La chronique du Condjador (67)

 

 

La cueillette des olives n’est pas la partie de plaisir annuelle dont notre radio locale jijel nous fait la promotion. Dans cet article, je vais essayer de faire vivre le scénario qui se déroule dans presque toutes les mechtas de Jijel.

 

 

Il existe deux sortes de cueilleurs d’olive. Les ruraux qui vivent sur place, qui n’ont jamais quitté leurs régions, à l’exception des années de fitna après lesquelles ils ont repris leur place.

Et puis, il y a les  les citadins qui sont originaires de ces mechtas de jijel.

 

Les ruraux sont les premiers sur place, ils ont un plus grand nombre d’oliviers. La plupart ne plantent plus les oliviers et utilisent plutôt l’ancienne méthode des greffons effectuée sur les oliviers sauvages stériles, appelés zboch dans la région de Jijel.

 

 

 

 

 

La greffe de l'olivier en Provence au printemps, en pleine montée de sève, avant la floraisonDR

  Bientôt poussera le bourgeon appelé aussi atobaa

 

 

 

Cette façon de faire est une source de problème et de conflits. Un greffon se place partout, sur les terrains communaux, sur le domaine forestier, sur les terrains privés, et même... chez les voisins.

 

 

 

Par rapport à un olivier planté qui demande beaucoup de soins et un arrosage tout l’été, ces greffons sont très productifs : ils poussent sans aucune intervention, mais avec un inconvénient : le nombre de ces arbres à l’ancienne est limité.

 

 

 

Les greffes sont pour les ruraux l’équivalent d’un acte notarié : même si la terre ne leur appartient pas, ces gens revendiquent, par générations successives, leurs droits sur l’arbre. Le greffon devient un cheval de Troie, un prétexte pour que des gens qui n’ont aucun droit sur un terrain privé, viennent rendre visite chaque année, y font paître leurs animaux. C’est une source de bagarres, d’insultes, de crimes parfois.

 

 

 

Dans ces conflits, les hommes n’interviennent pas, ils laissent leurs femmes et leurs filles essayer, par l’intimidation, de durer sur place. Cela se passe surtout en cas de conflit entre un citadin et des ruraux : les femmes l’emportent sur le citadin, en état de faiblesse à cause de l’absence des papiers attestant le  transfert de propriété en sa faveur.  Il y a aussi les citadins qui n’ont pas le temps de ramasser les olives des arbres hérités de leurs ancêtres et qui cherchent, chez les ruraux, des partenaires cueilleurs pour partager à 50/50, le produit.  Au bout de quelques années, ce partenaire va revendiquer la propriété de ces arbres.
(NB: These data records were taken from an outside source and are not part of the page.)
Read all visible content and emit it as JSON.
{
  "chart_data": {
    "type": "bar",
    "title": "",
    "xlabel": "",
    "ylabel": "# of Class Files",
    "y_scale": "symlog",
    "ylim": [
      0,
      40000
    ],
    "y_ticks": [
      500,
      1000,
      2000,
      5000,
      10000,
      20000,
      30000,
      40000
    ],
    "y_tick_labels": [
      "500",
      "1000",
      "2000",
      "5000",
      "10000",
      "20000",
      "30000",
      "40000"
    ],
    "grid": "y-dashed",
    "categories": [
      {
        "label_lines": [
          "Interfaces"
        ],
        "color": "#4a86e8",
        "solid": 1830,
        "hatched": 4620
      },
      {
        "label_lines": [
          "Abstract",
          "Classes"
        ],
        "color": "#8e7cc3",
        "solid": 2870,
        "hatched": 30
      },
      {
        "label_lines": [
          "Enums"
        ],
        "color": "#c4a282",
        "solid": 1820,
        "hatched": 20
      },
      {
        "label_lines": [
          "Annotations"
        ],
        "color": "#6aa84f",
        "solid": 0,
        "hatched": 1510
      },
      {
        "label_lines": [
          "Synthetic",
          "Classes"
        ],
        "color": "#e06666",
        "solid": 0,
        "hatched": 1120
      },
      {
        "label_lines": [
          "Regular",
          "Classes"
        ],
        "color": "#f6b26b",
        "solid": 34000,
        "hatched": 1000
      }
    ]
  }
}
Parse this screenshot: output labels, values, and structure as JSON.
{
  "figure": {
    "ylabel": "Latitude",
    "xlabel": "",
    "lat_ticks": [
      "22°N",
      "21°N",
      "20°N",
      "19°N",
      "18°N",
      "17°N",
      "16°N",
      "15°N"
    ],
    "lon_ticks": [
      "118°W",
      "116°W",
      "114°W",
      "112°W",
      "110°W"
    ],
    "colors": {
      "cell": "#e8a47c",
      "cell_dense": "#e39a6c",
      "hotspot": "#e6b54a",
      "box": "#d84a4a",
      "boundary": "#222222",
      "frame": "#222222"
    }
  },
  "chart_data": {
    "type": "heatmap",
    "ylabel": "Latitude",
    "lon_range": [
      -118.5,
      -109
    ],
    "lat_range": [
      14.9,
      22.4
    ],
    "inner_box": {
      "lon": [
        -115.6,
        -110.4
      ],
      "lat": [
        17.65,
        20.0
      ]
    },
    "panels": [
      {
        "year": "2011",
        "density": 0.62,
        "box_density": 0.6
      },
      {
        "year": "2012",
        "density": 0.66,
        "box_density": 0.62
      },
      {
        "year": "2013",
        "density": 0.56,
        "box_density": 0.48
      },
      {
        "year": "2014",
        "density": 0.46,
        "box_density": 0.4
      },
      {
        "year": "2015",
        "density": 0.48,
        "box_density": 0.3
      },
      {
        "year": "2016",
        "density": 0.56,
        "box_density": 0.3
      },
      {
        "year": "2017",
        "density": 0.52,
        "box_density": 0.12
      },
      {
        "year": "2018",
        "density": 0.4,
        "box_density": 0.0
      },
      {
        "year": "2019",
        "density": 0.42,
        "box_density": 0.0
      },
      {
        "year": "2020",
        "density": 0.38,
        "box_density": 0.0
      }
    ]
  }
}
C’est comme ça dans toutes les mechtas de Jijel. Les ruraux ont depuis longtemps exploité la faiblesse de la loi. Les conflits ne peuvent donc pas être tranchés par la justice.

 

 

 

Mais c’est le but ! Ces terrains deviennent plus faciles à prendre. Machiavel paraitra comme un enfant de chœur dans les salons de notre administration. Les charognards trouvent ainsi des terrains libres dont personne ne peut démontrer la propriété. La Frida peut diviser les arbres entre héritiers, mais elle ne peut pas les mettre d’accord sur le partage et sur le travail de cueillette. Laisser l’autre cueillir et prendre la moitié est injuste ; ne cueillir qu’un demi- arbre et laisser l’autre moitié ; prendre les arbres des parties plates du terrain et laisser le terrain accidenté aux autres héritiers… Tout cela fait à chaque fois des mécontents.

 

 

 

 

 

Les repentis de tous ces problème s’engagent dans la plantation d’oliviers en ligne droite et passent des années de leur vie à les soigner, déboursant de grandes sommes d’argent dans les grillages et les citernes d’eau nécessaires tous les étés.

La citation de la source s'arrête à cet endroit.